Shake off your terror long enough to tell me, so I may be prepared

to sell my life and that of the Princess of Ptarth as dearly as

possible."



"Komal!" whispered Jav. "We are to be devoured by Komal!"



"Your deity?" asked Carthoris.



The Lotharian nodded his head. Then he pointed toward a low doorway

at one end of the chamber.



"From thence will he come upon us. Lay aside your puny sword, fool.

It will but enrage him the more and make our sufferings the worse."



Carthoris smiled, gripping his long-sword the more firmly.



Presently Jav gave a horrified moan, at the same time pointing

toward the door.



"He has come," he whimpered.



Carthoris and Thuvia looked in the direction the Lotharian had

indicated, expecting to see some strange and fearful creature in

human form; but to their astonishment they saw the broad head and

great-maned shoulders of a huge banth, the largest that either ever

had seen.



Slowly and with dignity the mighty beast advanced into the room.
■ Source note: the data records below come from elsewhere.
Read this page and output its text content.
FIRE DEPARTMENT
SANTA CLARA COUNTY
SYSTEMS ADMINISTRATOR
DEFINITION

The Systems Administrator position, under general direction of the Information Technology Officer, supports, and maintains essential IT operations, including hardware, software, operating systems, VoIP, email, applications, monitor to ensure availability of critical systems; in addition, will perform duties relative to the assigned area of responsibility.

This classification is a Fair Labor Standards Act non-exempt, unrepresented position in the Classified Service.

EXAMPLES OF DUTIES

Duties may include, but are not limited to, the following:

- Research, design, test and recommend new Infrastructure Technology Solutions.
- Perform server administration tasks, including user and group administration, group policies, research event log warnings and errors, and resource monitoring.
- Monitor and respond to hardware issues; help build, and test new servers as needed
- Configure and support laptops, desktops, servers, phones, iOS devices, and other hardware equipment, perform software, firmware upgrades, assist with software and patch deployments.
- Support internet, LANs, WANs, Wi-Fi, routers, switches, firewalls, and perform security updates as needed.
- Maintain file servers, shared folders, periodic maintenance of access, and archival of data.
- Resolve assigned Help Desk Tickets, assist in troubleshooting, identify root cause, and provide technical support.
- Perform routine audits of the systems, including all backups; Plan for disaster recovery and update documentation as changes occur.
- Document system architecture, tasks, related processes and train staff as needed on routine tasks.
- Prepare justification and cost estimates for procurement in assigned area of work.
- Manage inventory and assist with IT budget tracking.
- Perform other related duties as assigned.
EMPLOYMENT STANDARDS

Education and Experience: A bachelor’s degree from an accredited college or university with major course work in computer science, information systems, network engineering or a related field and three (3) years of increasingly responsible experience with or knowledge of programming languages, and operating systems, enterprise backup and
Jav had fallen to the floor, and was wriggling his body in the same

servile manner that he had adopted toward Tario. He spoke to the

fierce beast as he would have spoken to a human being, pleading

with it for mercy.



Carthoris stepped between Thuvia and the banth, his sword ready to

contest the beast's victory over them. Thuvia turned toward Jav.



"Is this Komal, your god?" she asked.



Jav nodded affirmatively. The girl smiled, and then, brushing past

Carthoris, she stepped swiftly toward the growling carnivore.



In low, firm tones she spoke to it as she had spoken to the banths

of the Golden Cliffs and the scavengers before the walls of Lothar.



The beast ceased its growling. With lowered head and catlike purr,

it came slinking to the girl's feet. Thuvia turned toward Carthoris.



"It is but a banth," she said. "We have nothing to fear from it."



Carthoris smiled.



"I did not fear it," he replied, "for I, too, believed it to be

only a banth, and I have my long-sword."



Jav sat up and gazed at the spectacle before him--the slender girl

weaving her fingers in the tawny mane of the huge creature that he

had thought divine, while Komal rubbed his hideous snout against

her side.



"So this is your god!" laughed Thuvia.



Jav looked bewildered. He scarce knew whether he dare chance

offending Komal or not, for so strong is the power of superstition

that even though we know that we have been reverencing a sham, yet

still we hesitate to admit the validity of our new-found convictions.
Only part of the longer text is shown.